Kepala Riset Universal Broker Indonesia Satrio Utomo di Jakarta, mengatakan sentimen positif dari bank sentral AS (The Fed) yang mempertahankan suku bunga, serta langkah Bank Indonesia yang memangkas suku bunga tergerus oleh sentimen harga minyak mentah dunia. TEMPO/Tony Hartawan
TEMPO.CO, Jakarta - Bank Indonesia memprediksi kenaikan suku bunga acuan bank sentral Amerika Serikat (Fed Funds Rate) tidak akan terjadi dalam waktu dekat. Jadi, saat ini, tidak ada kekhawatiran adanya arus dana modal asing keluar Indonesia.
"Sekarang masih banyak ketidakpastian, jadi masih menunggu. Diperkirakan (Fed Funds Rate) paling cepat naik Juni nanti," ucap Direktur Departemen Kebijakan Ekonomi dan Moneter BI Juda Agung di kompleks kantornya, Thamrin, Jakarta, Jumat, 27 Januari 2017.
Jika FFR benar mengalami kenaikan, Juda memprediksi tidak terlalu tinggi atau sekitar 25 basis poin (bps). BI pun memperkirakan kenaikan FFR tahun ini hanya akan terjadi dua kali.
Dalam jangka panjang, tutur Juda, Indonesia tak perlu khawatir pembalikan arus modal atau capital reversal terjadi pada waktu mendatang. "Risiko itu memang ada di emerging market. Tapi, kalau dilihat di antara negara emerging, kita yang paling positif."

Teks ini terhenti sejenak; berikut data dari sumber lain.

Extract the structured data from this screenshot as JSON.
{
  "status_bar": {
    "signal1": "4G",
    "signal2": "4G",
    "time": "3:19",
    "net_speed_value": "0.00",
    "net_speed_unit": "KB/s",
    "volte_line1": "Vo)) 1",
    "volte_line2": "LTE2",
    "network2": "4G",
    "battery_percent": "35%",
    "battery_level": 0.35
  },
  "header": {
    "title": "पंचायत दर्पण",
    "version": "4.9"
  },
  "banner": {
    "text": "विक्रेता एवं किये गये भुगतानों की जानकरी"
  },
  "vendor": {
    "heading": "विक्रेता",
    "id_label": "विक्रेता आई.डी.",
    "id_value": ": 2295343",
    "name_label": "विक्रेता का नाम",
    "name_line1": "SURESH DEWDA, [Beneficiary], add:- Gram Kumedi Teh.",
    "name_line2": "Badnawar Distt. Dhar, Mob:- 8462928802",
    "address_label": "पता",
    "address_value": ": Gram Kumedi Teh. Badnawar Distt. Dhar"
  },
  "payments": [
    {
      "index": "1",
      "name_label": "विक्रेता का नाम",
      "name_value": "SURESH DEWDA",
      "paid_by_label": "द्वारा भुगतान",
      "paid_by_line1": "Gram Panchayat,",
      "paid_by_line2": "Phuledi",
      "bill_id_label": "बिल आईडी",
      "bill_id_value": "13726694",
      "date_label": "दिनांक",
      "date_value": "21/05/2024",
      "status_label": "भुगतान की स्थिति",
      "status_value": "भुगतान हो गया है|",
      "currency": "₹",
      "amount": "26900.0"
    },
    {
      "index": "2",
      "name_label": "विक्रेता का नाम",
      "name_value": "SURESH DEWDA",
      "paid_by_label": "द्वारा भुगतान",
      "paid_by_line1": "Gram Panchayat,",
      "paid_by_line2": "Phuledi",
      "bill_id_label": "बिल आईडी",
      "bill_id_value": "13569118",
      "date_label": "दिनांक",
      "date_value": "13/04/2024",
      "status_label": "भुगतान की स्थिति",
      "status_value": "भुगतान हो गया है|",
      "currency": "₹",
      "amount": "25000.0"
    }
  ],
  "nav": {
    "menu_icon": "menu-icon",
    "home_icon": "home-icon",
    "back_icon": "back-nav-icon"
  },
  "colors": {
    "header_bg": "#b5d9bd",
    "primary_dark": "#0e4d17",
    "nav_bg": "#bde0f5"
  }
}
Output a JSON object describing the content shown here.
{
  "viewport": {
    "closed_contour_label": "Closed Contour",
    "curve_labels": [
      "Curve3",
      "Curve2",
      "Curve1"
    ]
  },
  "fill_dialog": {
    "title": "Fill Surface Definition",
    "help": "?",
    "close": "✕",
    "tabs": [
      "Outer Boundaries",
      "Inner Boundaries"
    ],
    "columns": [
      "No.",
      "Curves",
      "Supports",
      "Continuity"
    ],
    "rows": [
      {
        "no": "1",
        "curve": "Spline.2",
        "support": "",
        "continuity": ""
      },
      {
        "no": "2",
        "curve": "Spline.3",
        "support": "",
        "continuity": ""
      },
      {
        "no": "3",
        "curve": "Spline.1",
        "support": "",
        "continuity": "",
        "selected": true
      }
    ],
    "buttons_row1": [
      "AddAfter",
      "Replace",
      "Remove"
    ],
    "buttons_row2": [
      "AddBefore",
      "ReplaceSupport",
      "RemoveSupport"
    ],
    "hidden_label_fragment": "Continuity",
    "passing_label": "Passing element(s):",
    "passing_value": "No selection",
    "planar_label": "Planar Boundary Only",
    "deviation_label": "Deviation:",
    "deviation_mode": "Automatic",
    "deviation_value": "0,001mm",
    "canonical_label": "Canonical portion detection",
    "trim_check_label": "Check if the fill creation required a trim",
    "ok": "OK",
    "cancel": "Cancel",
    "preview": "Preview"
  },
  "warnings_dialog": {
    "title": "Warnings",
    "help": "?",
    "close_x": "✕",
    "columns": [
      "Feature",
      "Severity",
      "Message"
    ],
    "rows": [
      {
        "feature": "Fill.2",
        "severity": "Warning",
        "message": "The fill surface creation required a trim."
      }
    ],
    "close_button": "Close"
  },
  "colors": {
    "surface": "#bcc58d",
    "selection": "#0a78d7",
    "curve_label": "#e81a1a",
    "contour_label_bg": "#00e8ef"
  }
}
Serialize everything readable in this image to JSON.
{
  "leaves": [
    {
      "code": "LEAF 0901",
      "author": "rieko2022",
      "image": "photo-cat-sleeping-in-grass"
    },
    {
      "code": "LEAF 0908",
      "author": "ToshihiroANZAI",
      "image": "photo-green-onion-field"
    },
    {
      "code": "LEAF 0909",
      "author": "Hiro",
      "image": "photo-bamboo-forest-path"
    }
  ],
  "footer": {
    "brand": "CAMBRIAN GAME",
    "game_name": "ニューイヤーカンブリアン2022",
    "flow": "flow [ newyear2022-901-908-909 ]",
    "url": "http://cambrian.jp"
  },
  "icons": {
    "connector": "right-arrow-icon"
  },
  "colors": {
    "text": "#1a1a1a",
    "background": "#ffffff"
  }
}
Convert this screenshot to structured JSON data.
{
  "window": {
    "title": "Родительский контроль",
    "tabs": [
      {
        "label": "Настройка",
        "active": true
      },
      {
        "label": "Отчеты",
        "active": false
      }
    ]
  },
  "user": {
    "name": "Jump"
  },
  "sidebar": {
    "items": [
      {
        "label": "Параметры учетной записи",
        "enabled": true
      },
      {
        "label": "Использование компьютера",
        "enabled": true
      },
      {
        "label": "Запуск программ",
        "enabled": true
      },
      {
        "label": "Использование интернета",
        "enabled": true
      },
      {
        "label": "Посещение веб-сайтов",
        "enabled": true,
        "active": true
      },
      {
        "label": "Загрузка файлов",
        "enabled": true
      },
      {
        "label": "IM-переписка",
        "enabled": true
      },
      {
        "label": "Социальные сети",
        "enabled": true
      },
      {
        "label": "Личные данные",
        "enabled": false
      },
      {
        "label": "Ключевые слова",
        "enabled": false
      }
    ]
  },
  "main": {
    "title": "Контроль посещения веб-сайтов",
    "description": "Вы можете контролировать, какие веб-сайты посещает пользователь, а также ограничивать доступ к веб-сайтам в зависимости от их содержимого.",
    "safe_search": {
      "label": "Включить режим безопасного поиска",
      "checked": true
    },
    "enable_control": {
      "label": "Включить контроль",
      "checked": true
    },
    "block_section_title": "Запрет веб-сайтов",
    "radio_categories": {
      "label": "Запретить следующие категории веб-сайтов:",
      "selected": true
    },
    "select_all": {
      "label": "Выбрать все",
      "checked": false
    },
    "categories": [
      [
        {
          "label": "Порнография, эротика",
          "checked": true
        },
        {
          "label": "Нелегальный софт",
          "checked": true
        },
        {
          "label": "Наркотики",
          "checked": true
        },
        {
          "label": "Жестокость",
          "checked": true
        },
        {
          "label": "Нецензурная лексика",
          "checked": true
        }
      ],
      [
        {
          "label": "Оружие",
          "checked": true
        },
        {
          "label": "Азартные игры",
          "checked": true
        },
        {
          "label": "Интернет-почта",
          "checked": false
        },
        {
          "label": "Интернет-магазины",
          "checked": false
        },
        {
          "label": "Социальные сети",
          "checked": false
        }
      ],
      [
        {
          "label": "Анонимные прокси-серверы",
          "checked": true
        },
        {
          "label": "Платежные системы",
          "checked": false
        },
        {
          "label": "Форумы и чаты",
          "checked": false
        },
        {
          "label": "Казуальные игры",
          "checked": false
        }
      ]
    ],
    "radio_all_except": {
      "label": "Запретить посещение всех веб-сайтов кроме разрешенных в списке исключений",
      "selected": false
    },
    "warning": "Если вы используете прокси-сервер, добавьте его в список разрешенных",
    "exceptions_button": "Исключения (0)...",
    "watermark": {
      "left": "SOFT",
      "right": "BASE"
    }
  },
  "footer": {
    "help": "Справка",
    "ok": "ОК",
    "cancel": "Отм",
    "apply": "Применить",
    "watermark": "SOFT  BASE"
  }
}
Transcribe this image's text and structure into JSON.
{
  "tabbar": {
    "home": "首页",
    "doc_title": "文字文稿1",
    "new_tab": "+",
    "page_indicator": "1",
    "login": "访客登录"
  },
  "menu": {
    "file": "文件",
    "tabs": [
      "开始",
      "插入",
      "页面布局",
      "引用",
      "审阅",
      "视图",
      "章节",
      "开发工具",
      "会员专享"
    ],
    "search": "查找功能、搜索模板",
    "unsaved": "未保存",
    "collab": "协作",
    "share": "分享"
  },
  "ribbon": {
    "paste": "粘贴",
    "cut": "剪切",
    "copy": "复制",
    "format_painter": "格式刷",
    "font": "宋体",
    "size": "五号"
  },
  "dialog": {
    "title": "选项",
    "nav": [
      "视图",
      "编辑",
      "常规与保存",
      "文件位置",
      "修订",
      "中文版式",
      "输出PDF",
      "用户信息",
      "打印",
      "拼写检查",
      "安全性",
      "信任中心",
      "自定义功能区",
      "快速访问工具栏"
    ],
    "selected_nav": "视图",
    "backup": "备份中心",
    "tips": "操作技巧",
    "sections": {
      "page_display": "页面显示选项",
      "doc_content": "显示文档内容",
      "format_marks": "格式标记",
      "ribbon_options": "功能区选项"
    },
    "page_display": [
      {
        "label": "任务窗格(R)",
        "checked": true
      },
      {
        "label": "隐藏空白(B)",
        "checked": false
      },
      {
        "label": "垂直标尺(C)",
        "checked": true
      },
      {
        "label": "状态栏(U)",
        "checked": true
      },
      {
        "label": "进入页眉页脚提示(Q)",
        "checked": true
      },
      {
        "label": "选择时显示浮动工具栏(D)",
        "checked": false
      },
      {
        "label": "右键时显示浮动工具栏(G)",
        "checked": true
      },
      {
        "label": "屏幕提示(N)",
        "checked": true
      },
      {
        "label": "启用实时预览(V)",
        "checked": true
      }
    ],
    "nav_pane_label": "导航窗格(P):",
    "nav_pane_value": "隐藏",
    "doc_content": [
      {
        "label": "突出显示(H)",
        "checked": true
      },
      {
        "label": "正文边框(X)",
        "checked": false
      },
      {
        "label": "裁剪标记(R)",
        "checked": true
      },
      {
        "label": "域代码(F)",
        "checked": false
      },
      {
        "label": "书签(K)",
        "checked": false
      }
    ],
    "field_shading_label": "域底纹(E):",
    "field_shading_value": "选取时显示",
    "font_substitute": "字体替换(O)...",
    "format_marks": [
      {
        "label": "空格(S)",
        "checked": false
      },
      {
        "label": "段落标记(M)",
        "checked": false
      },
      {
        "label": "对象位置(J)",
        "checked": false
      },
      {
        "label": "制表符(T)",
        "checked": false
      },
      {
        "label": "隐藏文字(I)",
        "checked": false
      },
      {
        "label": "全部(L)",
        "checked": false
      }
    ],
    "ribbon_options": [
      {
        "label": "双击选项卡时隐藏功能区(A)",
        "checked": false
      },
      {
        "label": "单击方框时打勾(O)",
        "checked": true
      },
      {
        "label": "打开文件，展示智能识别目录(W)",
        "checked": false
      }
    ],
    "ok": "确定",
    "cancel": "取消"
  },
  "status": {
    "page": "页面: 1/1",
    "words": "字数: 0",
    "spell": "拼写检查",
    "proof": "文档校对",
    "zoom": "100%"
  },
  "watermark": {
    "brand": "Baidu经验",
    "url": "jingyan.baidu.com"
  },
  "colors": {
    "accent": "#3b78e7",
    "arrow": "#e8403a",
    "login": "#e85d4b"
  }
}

Menurut Juda, Indonesia boleh percaya diri termasuk dalam kategori kuat jika dilihat dari indikator pertumbuhan ekonomi dan stabilitas makroekonomi lain.
Dia membandingkan, kondisi saat ini berbeda dengan krisis ekonomi pada 2013. Ketika itu, defisit neraca transaksi berjalan (CAD) mencapai 4 persen, sedangkan saat ini jauh menurun atau diprediksi mendekati 1,8 persen.
Selain itu, Juda mengatakan karakteristik investor Indonesia banyak yang berorientasi pada investasi jangka panjang, sehingga tidak banyak bergantung serta terpengaruh gejolak nilai tukar rupiah dan suku bunga jangka pendek. "Mereka real money investor. Yang dilihat lebih ke kondisi fundamental ekonominya."